La semana anterior había dado muestras de debilidad y cansancio en los entrenamientos por lo que pasó lo que pasó.
Salida neutralizada, durante dos kilómetros y medio, pie a tierra y salida real en Solláns. El ritmo de salida es muy fuerte, primera meta volante en el kilómetro cinco y primer premio de montaña en el diez.
Salida neutralizada y yo el último ¿para qué cambiar?Tras una pequeña bajada, curva a la izquierda y una rampa durísima con grava que a punto está de de causar la caída de varios corredores. El cambio me juega una mala pasada, el plato pequeño no entra y me quedo atrancadísimo perdiendo mi buena colocación. Cuando por fin entra el plato pequeño remonto unas pocas posiciones pero el grupo se ha cortado.

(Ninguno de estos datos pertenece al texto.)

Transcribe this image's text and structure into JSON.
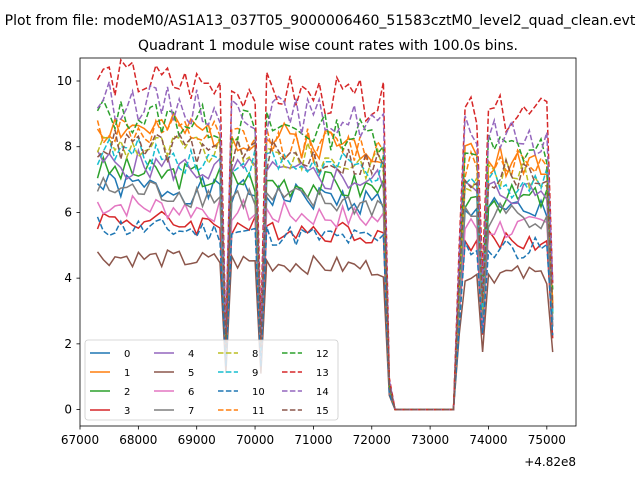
{
  "figure": {
    "suptitle": "Plot from file: modeM0/AS1A13_037T05_9000006460_51583cztM0_level2_quad_clean.evt"
  },
  "chart_data": {
    "type": "line",
    "title": "Quadrant 1 module wise count rates with 100.0s bins.",
    "xlabel": "",
    "ylabel": "",
    "x_offset_text": "+4.82e8",
    "xlim": [
      67000,
      75500
    ],
    "ylim": [
      -0.5,
      10.7
    ],
    "xticks": [
      67000,
      68000,
      69000,
      70000,
      71000,
      72000,
      73000,
      74000,
      75000
    ],
    "yticks": [
      0,
      2,
      4,
      6,
      8,
      10
    ],
    "xtick_labels": [
      "67000",
      "68000",
      "69000",
      "70000",
      "71000",
      "72000",
      "73000",
      "74000",
      "75000"
    ],
    "ytick_labels": [
      "0",
      "2",
      "4",
      "6",
      "8",
      "10"
    ],
    "grid": false,
    "legend_location": "lower-left",
    "legend_columns": 4,
    "x_range": [
      67300,
      75100
    ],
    "anchors": [
      [
        67300,
        1.0
      ],
      [
        69400,
        1.0
      ],
      [
        69500,
        0.25
      ],
      [
        69600,
        1.0
      ],
      [
        70000,
        1.0
      ],
      [
        70100,
        0.25
      ],
      [
        70200,
        1.0
      ],
      [
        72200,
        1.0
      ],
      [
        72300,
        0.1
      ],
      [
        72400,
        0.0
      ],
      [
        73400,
        0.0
      ],
      [
        73500,
        0.55
      ],
      [
        73600,
        1.0
      ],
      [
        73800,
        1.0
      ],
      [
        73900,
        0.45
      ],
      [
        74000,
        1.0
      ],
      [
        75000,
        1.0
      ],
      [
        75100,
        0.45
      ]
    ],
    "series": [
      {
        "name": "0",
        "base": 6.0,
        "color": "#1f77b4",
        "dash": "solid"
      },
      {
        "name": "1",
        "base": 7.6,
        "color": "#ff7f0e",
        "dash": "solid"
      },
      {
        "name": "2",
        "base": 6.4,
        "color": "#2ca02c",
        "dash": "solid"
      },
      {
        "name": "3",
        "base": 5.1,
        "color": "#d62728",
        "dash": "solid"
      },
      {
        "name": "4",
        "base": 6.6,
        "color": "#9467bd",
        "dash": "solid"
      },
      {
        "name": "5",
        "base": 4.1,
        "color": "#8c564b",
        "dash": "solid"
      },
      {
        "name": "6",
        "base": 5.5,
        "color": "#e377c2",
        "dash": "solid"
      },
      {
        "name": "7",
        "base": 5.9,
        "color": "#7f7f7f",
        "dash": "solid"
      },
      {
        "name": "8",
        "base": 7.1,
        "color": "#bcbd22",
        "dash": "dashed"
      },
      {
        "name": "9",
        "base": 6.9,
        "color": "#17becf",
        "dash": "dashed"
      },
      {
        "name": "10",
        "base": 4.9,
        "color": "#1f77b4",
        "dash": "dashed"
      },
      {
        "name": "11",
        "base": 7.5,
        "color": "#ff7f0e",
        "dash": "dashed"
      },
      {
        "name": "12",
        "base": 7.9,
        "color": "#2ca02c",
        "dash": "dashed"
      },
      {
        "name": "13",
        "base": 8.9,
        "color": "#d62728",
        "dash": "dashed"
      },
      {
        "name": "14",
        "base": 8.3,
        "color": "#9467bd",
        "dash": "dashed"
      },
      {
        "name": "15",
        "base": 7.1,
        "color": "#8c564b",
        "dash": "dashed"
      }
    ]
  }
}
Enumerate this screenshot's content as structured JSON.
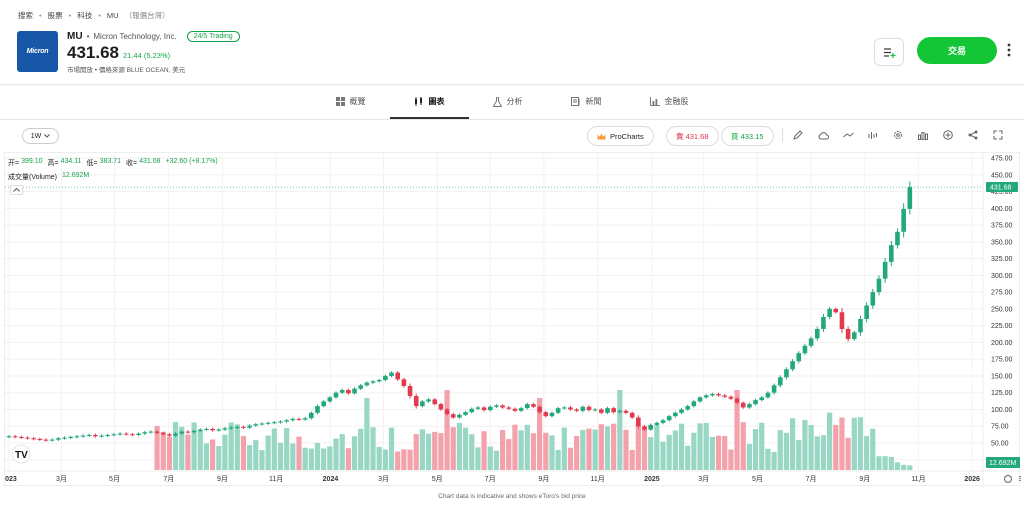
{
  "breadcrumb": [
    "搜索",
    "股票",
    "科技",
    "MU"
  ],
  "breadcrumb_note": "（報價台灣）",
  "logo_text": "Micron",
  "instrument": {
    "symbol": "MU",
    "name": "Micron Technology, Inc.",
    "badge": "24/5 Trading",
    "price": "431.68",
    "change": "21.44 (5.23%)",
    "status": "市場開放 • 價格來源 BLUE OCEAN, 美元"
  },
  "actions": {
    "trade": "交易"
  },
  "tabs": [
    {
      "label": "概覽",
      "icon": "grid-icon"
    },
    {
      "label": "圖表",
      "icon": "candles-icon"
    },
    {
      "label": "分析",
      "icon": "flask-icon"
    },
    {
      "label": "新聞",
      "icon": "newspaper-icon"
    },
    {
      "label": "金融股",
      "icon": "bar-chart-icon"
    }
  ],
  "toolbar": {
    "timeframe": "1W",
    "procharts": "ProCharts",
    "sell": "賣 431.68",
    "buy": "買 433.15"
  },
  "legend": {
    "open_label": "开=",
    "open": "399.10",
    "high_label": "高=",
    "high": "434.11",
    "low_label": "低=",
    "low": "383.71",
    "close_label": "收=",
    "close": "431.68",
    "change": "+32.60 (+8.17%)",
    "volume_label": "成交量(Volume)",
    "volume": "12.692M"
  },
  "footer_note": "Chart data is indicative and shows eToro's bid price",
  "colors": {
    "up": "#22a87b",
    "down": "#e23a4e",
    "vol_up": "#98d7c4",
    "vol_down": "#f3a1aa",
    "trade": "#13c636"
  },
  "chart_data": {
    "type": "candlestick",
    "interval": "1W",
    "y_axis_ticks": [
      475,
      450,
      425,
      400,
      375,
      350,
      325,
      300,
      275,
      250,
      225,
      200,
      175,
      150,
      125,
      100,
      75,
      50,
      25
    ],
    "y_axis_format": "2dp",
    "last_price_label": "431.68",
    "last_volume_label": "12.692M",
    "x_axis_labels": [
      "2023",
      "3月",
      "5月",
      "7月",
      "9月",
      "11月",
      "2024",
      "3月",
      "5月",
      "7月",
      "9月",
      "11月",
      "2025",
      "3月",
      "5月",
      "7月",
      "9月",
      "11月",
      "2026",
      "3月"
    ],
    "x_axis_label_index": [
      0,
      8.5,
      17.1,
      25.9,
      34.6,
      43.3,
      52.1,
      60.7,
      69.4,
      78.0,
      86.7,
      95.4,
      104.2,
      112.6,
      121.3,
      130.0,
      138.7,
      147.4,
      156.1,
      164.5
    ],
    "series": [
      {
        "name": "2023Q1",
        "closes": [
          60,
          59,
          58,
          57,
          56,
          55,
          54,
          55,
          57,
          58,
          59,
          60,
          61,
          62,
          60,
          61,
          62,
          63,
          64,
          63,
          62,
          64,
          66
        ]
      },
      {
        "name": "2023Q2-Q3",
        "closes": [
          67,
          65,
          63,
          61,
          64,
          67,
          66,
          68,
          70,
          71,
          69,
          70,
          72,
          73,
          74,
          73,
          76,
          78,
          79,
          80,
          81,
          82,
          84
        ]
      },
      {
        "name": "2024H1",
        "closes": [
          86,
          85,
          87,
          95,
          105,
          112,
          118,
          125,
          129,
          124,
          131,
          136,
          140,
          142,
          144,
          150,
          155,
          145,
          135,
          120,
          105,
          112,
          115
        ]
      },
      {
        "name": "2024H2",
        "closes": [
          108,
          100,
          93,
          88,
          92,
          96,
          101,
          103,
          99,
          104,
          106,
          103,
          101,
          98,
          102,
          108,
          104,
          96,
          90,
          95,
          102,
          103,
          100
        ]
      },
      {
        "name": "2025H1",
        "closes": [
          98,
          104,
          99,
          100,
          95,
          102,
          96,
          98,
          95,
          88,
          75,
          70,
          77,
          80,
          84,
          90,
          95,
          100,
          105,
          112,
          118,
          121,
          123
        ]
      },
      {
        "name": "2025H2",
        "closes": [
          121,
          119,
          116,
          110,
          103,
          108,
          114,
          118,
          125,
          136,
          148,
          160,
          172,
          184,
          195,
          206,
          220,
          238,
          250,
          245,
          220,
          205,
          215
        ]
      },
      {
        "name": "2026",
        "closes": [
          235,
          255,
          275,
          295,
          320,
          345,
          365,
          399.1,
          431.68
        ]
      }
    ],
    "volume_scale_note": "relative volume bars, up to ~15M"
  }
}
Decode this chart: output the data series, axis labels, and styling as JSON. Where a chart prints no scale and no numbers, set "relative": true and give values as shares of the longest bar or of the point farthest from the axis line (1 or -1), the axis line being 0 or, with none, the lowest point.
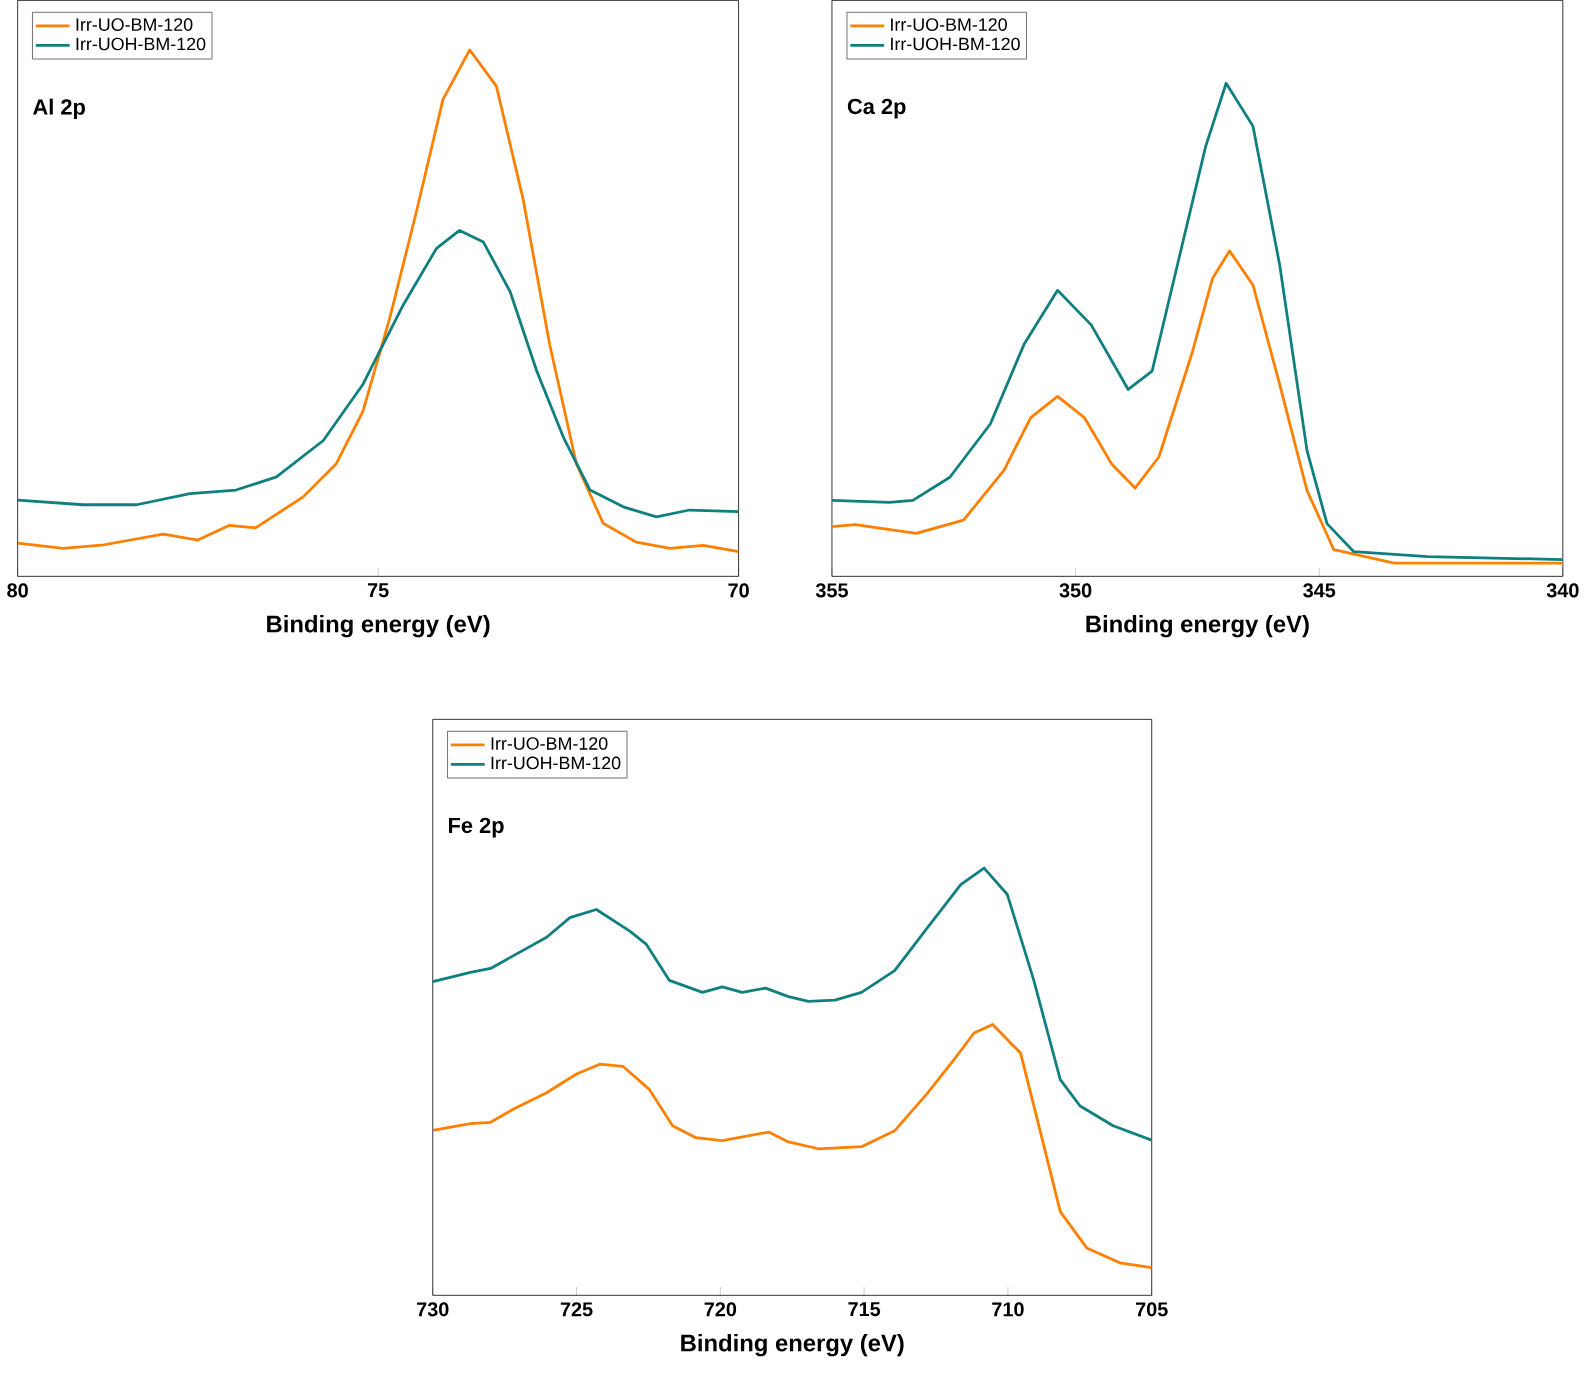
{
  "chart_data": [
    {
      "type": "line",
      "title": "Al 2p",
      "xlabel": "Binding energy (eV)",
      "xlim": [
        80,
        70
      ],
      "xticks": [
        80,
        75,
        70
      ],
      "relative": true,
      "legend": "top left",
      "grid": false,
      "marker": "none",
      "line_style": "solid",
      "series": [
        {
          "name": "Irr-UO-BM-120",
          "color": "#ff8000",
          "x": [
            80,
            79.37,
            78.8,
            77.98,
            77.5,
            77.06,
            76.7,
            76.04,
            75.58,
            75.21,
            74.84,
            74.47,
            74.1,
            73.73,
            73.36,
            72.99,
            72.62,
            72.25,
            71.88,
            71.42,
            70.95,
            70.49,
            70
          ],
          "values": [
            0.063,
            0.053,
            0.06,
            0.08,
            0.069,
            0.097,
            0.092,
            0.151,
            0.214,
            0.314,
            0.49,
            0.692,
            0.906,
            1.0,
            0.931,
            0.717,
            0.44,
            0.214,
            0.101,
            0.065,
            0.053,
            0.059,
            0.047
          ]
        },
        {
          "name": "Irr-UOH-BM-120",
          "color": "#0f7f7f",
          "x": [
            80,
            79.09,
            78.35,
            77.61,
            76.97,
            76.41,
            75.76,
            75.21,
            74.65,
            74.19,
            73.87,
            73.54,
            73.17,
            72.8,
            72.43,
            72.06,
            71.6,
            71.14,
            70.68,
            70
          ],
          "values": [
            0.145,
            0.136,
            0.136,
            0.157,
            0.164,
            0.189,
            0.258,
            0.365,
            0.516,
            0.623,
            0.657,
            0.635,
            0.541,
            0.39,
            0.264,
            0.164,
            0.132,
            0.113,
            0.126,
            0.123
          ]
        }
      ]
    },
    {
      "type": "line",
      "title": "Ca 2p",
      "xlabel": "Binding energy (eV)",
      "xlim": [
        355,
        340
      ],
      "xticks": [
        355,
        350,
        345,
        340
      ],
      "relative": true,
      "legend": "top left",
      "grid": false,
      "marker": "none",
      "line_style": "solid",
      "series": [
        {
          "name": "Irr-UO-BM-120",
          "color": "#ff8000",
          "x": [
            355,
            354.52,
            353.27,
            352.3,
            351.47,
            350.92,
            350.37,
            349.82,
            349.26,
            348.78,
            348.29,
            347.6,
            347.19,
            346.84,
            346.36,
            345.81,
            345.25,
            344.7,
            343.46,
            340
          ],
          "values": [
            0.101,
            0.105,
            0.087,
            0.114,
            0.215,
            0.322,
            0.365,
            0.322,
            0.228,
            0.179,
            0.242,
            0.456,
            0.604,
            0.66,
            0.591,
            0.389,
            0.174,
            0.054,
            0.027,
            0.027
          ]
        },
        {
          "name": "Irr-UOH-BM-120",
          "color": "#0f7f7f",
          "x": [
            355,
            353.82,
            353.34,
            352.58,
            351.75,
            351.06,
            350.37,
            349.68,
            348.92,
            348.43,
            347.88,
            347.33,
            346.91,
            346.36,
            345.81,
            345.25,
            344.84,
            344.29,
            342.77,
            340
          ],
          "values": [
            0.154,
            0.15,
            0.154,
            0.201,
            0.309,
            0.47,
            0.58,
            0.51,
            0.379,
            0.416,
            0.644,
            0.872,
            1.0,
            0.913,
            0.631,
            0.255,
            0.107,
            0.05,
            0.04,
            0.034
          ]
        }
      ]
    },
    {
      "type": "line",
      "title": "Fe 2p",
      "xlabel": "Binding energy (eV)",
      "xlim": [
        730,
        705
      ],
      "xticks": [
        730,
        725,
        720,
        715,
        710,
        705
      ],
      "relative": true,
      "legend": "top left",
      "grid": false,
      "marker": "none",
      "line_style": "solid",
      "series": [
        {
          "name": "Irr-UO-BM-120",
          "color": "#ff8000",
          "x": [
            730,
            728.69,
            727.99,
            727.19,
            726.04,
            725,
            724.19,
            723.39,
            722.47,
            721.66,
            720.85,
            719.93,
            718.32,
            717.63,
            716.59,
            715.09,
            713.94,
            712.79,
            711.87,
            711.18,
            710.53,
            709.56,
            708.87,
            708.18,
            707.26,
            706.11,
            705
          ],
          "values": [
            0.386,
            0.402,
            0.405,
            0.436,
            0.474,
            0.518,
            0.541,
            0.536,
            0.482,
            0.397,
            0.369,
            0.362,
            0.382,
            0.359,
            0.343,
            0.348,
            0.385,
            0.474,
            0.552,
            0.614,
            0.634,
            0.567,
            0.382,
            0.196,
            0.111,
            0.076,
            0.065
          ]
        },
        {
          "name": "Irr-UOH-BM-120",
          "color": "#0f7f7f",
          "x": [
            730,
            728.69,
            727.99,
            727.3,
            726.04,
            725.23,
            724.31,
            723.16,
            722.58,
            721.77,
            720.62,
            719.93,
            719.24,
            718.43,
            717.63,
            716.94,
            716.01,
            715.09,
            713.94,
            712.79,
            711.64,
            710.83,
            710.02,
            709.1,
            708.18,
            707.49,
            706.34,
            705
          ],
          "values": [
            0.734,
            0.756,
            0.765,
            0.791,
            0.838,
            0.884,
            0.903,
            0.853,
            0.822,
            0.737,
            0.709,
            0.722,
            0.709,
            0.719,
            0.699,
            0.688,
            0.691,
            0.709,
            0.76,
            0.861,
            0.961,
            1.0,
            0.938,
            0.737,
            0.505,
            0.443,
            0.397,
            0.363
          ]
        }
      ]
    }
  ]
}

Con ayuda de dos corredores alcanzamos a los dos que nos preceden al tiempo que nos alcanzan otros tres por detrás. Los ocho afrontamos una bajada tan mala como la subida. En los repechos que preceden al segundo premio de montaña mis compañeros me dejan por fuerza, no hay excusa, no pude. Ya en la subida del alto de Sarandón (segundo P. M.) vuelvo a alcanzar y supero a un par de ellos. Paso bajo la pancarta casi a un minuto del resto y a tres de la cabeza de carrera.
Mi paso por el alto de Sarandón
En la bajada me lanzo tan fuerte como puedo pero no consigo nada. Al paso por la segunda meta volante la organización me deja fuera de carrera cuando marchaba en el puesto veinte. Mi carrera duraba sólo veintisiete kilómetros. Como este final era previsible por lo observado en mis últimos entrenamientos, por primera vez corría con el móvil encima, llamadita a mis padres y de vuelta en coche, estas carreteras no son como para andar jugándosela con el tráfico.
Una vez más victoria para Daniel López en una carrera que sólo terminaron diecisiete de los cincuenta y tres corredores participantes.
Ahora unos días de descanso antes de empezar a prepararnos para Fuenlabrada y Parla que ponen fin a la temporada en Madrid.